Wednesday, August 8, 2012

Fluoride!!

A recent meta-analysis published in Environmental Health Perspectives has led to a wave of headlines announcing, "Harvard Study Finds Fluoride Lowers IQ." This is the result of a press release published by the NYS Coalition Opposed to Fluoridation, Inc. and picked up by a number of news outlets including Reuters. The press release is filled with scary sounding quotations from the meta-analysis and paints a very damning picture of water fluoridation. For example:
Harvard University researchers' review of fluoride/brain studies concludes "our results support the possibility of adverse effects of fluoride exposures on children's neurodevelopment." It was published online July 20 in Environmental Health Perspectives, a US National Institute of Environmental Health Sciences' journal (1), reports the NYS Coalition Opposed to Fluoridation, Inc. (NYSCOF)
"The children in high fluoride areas had significantly lower IQ than those who lived in low fluoride areas," write Choi et al.
Further, the EPA says fluoride is a chemical "with substantial evidence of developmental neurotoxicity."
All of which suggests that this new meta-analysis provides the smoking-gun evidence against fluoridation and clearly demonstrates the harms fluoridation poses to children.
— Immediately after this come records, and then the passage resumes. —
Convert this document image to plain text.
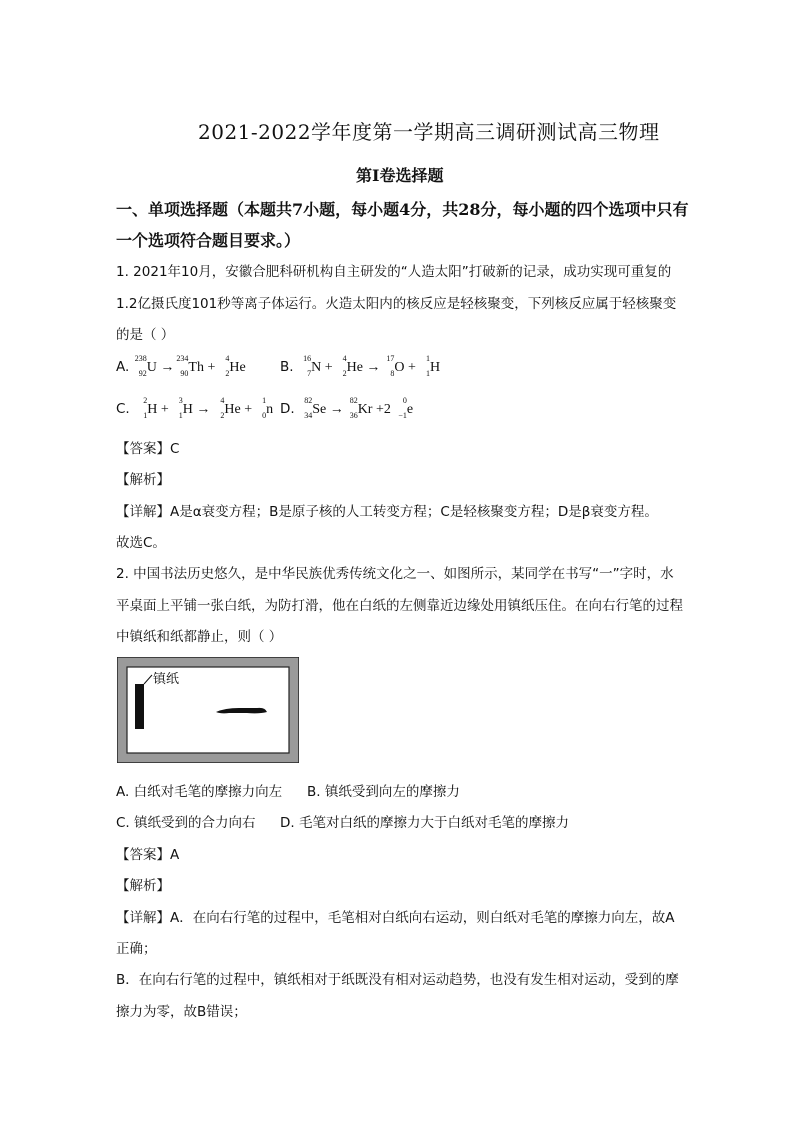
2021-2022学年度第一学期高三调研测试高三物理
第Ⅰ卷选择题
一、单项选择题（本题共7小题，每小题4分，共28分，每小题的四个选项中只有
一个选项符合题目要求。）
1. 2021年10月，安徽合肥科研机构自主研发的“人造太阳”打破新的记录，成功实现可重复的
1.2亿摄氏度101秒等离子体运行。火造太阳内的核反应是轻核聚变，下列核反应属于轻核聚变
的是（ ）
A.
238
92 U →
234
90 Th +
4
2 He	B.
16
7 N +
4
2 He →
17
8 O +
1
1 H
C.
2
1 H +
3
1 H →
4
2 He +
1
0 n D.
82
34 Se →
82
36 Kr +2
0
−1 e
【答案】C
【解析】
【详解】A是α衰变方程；B是原子核的人工转变方程；C是轻核聚变方程；D是β衰变方程。
故选C。
2. 中国书法历史悠久，是中华民族优秀传统文化之一、如图所示，某同学在书写“一”字时，水
平桌面上平铺一张白纸，为防打滑，他在白纸的左侧靠近边缘处用镇纸压住。在向右行笔的过程
中镇纸和纸都静止，则（ ）
镇纸
A. 白纸对毛笔的摩擦力向左 B. 镇纸受到向左的摩擦力
C. 镇纸受到的合力向右 D. 毛笔对白纸的摩擦力大于白纸对毛笔的摩擦力
【答案】A
【解析】
【详解】A．在向右行笔的过程中，毛笔相对白纸向右运动，则白纸对毛笔的摩擦力向左，故A
正确；
B．在向右行笔的过程中，镇纸相对于纸既没有相对运动趋势，也没有发生相对运动，受到的摩
擦力为零，故B错误；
However, a closer look at the actual text of the meta-analysis reveals none of this to be true, and clearly demonstrates that the authors of the press-release are guilty of Eduction and Accent. Basically, they misrepresent how the study was conducted and what control groups were used. The best summary of what the meta-analysis actually said comes from Dr. Steven Novella, an academic neurologist at Yale University School of Medicine. He writes:
In other words – fluoridated water in the US has the same level of fluoride as the control or low fluoride groups in the China studies reviewed in the recent article, and the negative association with IQ was only found where fluoride levels were much higher – generally above EPA limits.
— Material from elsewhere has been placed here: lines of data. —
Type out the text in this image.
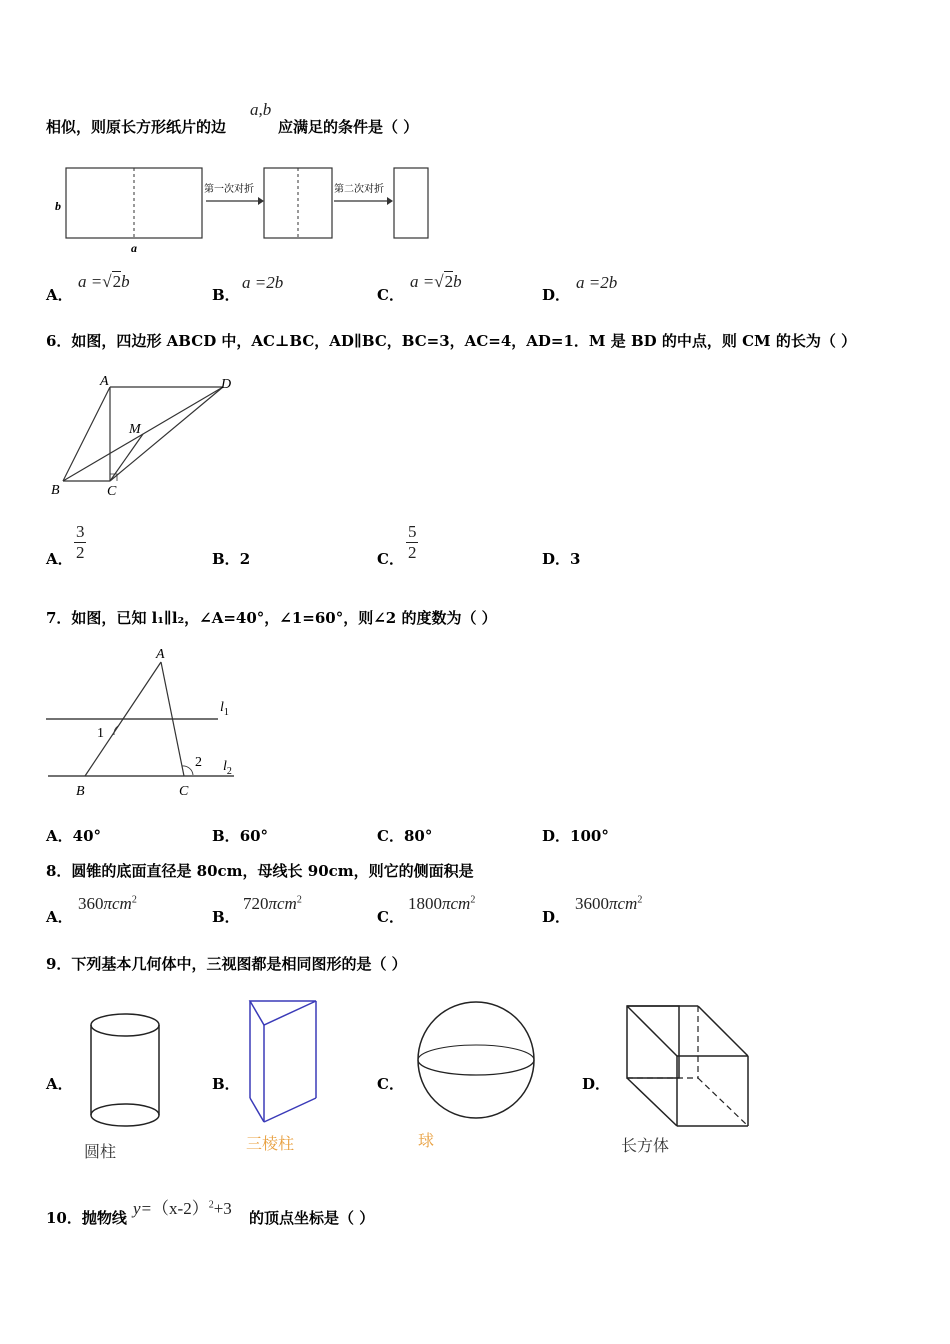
相似，则原长方形纸片的边
a,b
应满足的条件是（ ）
b
a
第一次对折	第二次对折
A．
a =√2b
B．
a =2b
C．
a =√2b
D．
a =2b
6．如图，四边形 ABCD 中，AC⊥BC，AD∥BC，BC=3，AC=4，AD=1．M 是 BD 的中点，则 CM 的长为（ ）
A
B	C
D
M
A．
3
2	B．2	C．
5
2	D．3
7．如图，已知 l₁∥l₂，∠A=40°，∠1=60°，则∠2 的度数为（ ）
A
B	C
1
2
$l_1$
$l_2$
A．40°	B．60°	C．80°	D．100°
8．圆锥的底面直径是 80cm，母线长 90cm，则它的侧面积是
A．
360πcm$^2$
B．
720πcm$^2$
C．
1800πcm$^2$
D．
3600πcm$^2$
9．下列基本几何体中，三视图都是相同图形的是（ ）
A．
圆柱
B．
三棱柱
C．
球
D．
长方体
10．抛物线 $y=(x-2)^2+3$ 的顶点坐标是（ ）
So, the meta-analysis actually showed that the levels of fluoridation in the US are generally safe, and are not associated with neurological damage to children, but that very high doses (higher than legally allowed in the US) could be damaging to children. Thus, in order for the authors of the press release about this meta-analysis to make their case, they needed to selectively misrepresent the original article and only emphasize the points that supported their anti-fluoridation position while ignoring the full scope of the report as it did not support their preconceived conclusions. And this is exactly what eduction and accent allowed them to accomplish. The problem is then further compounded by folks in the media mindlessly distributing the press release without first checking to see if the press release was accurate.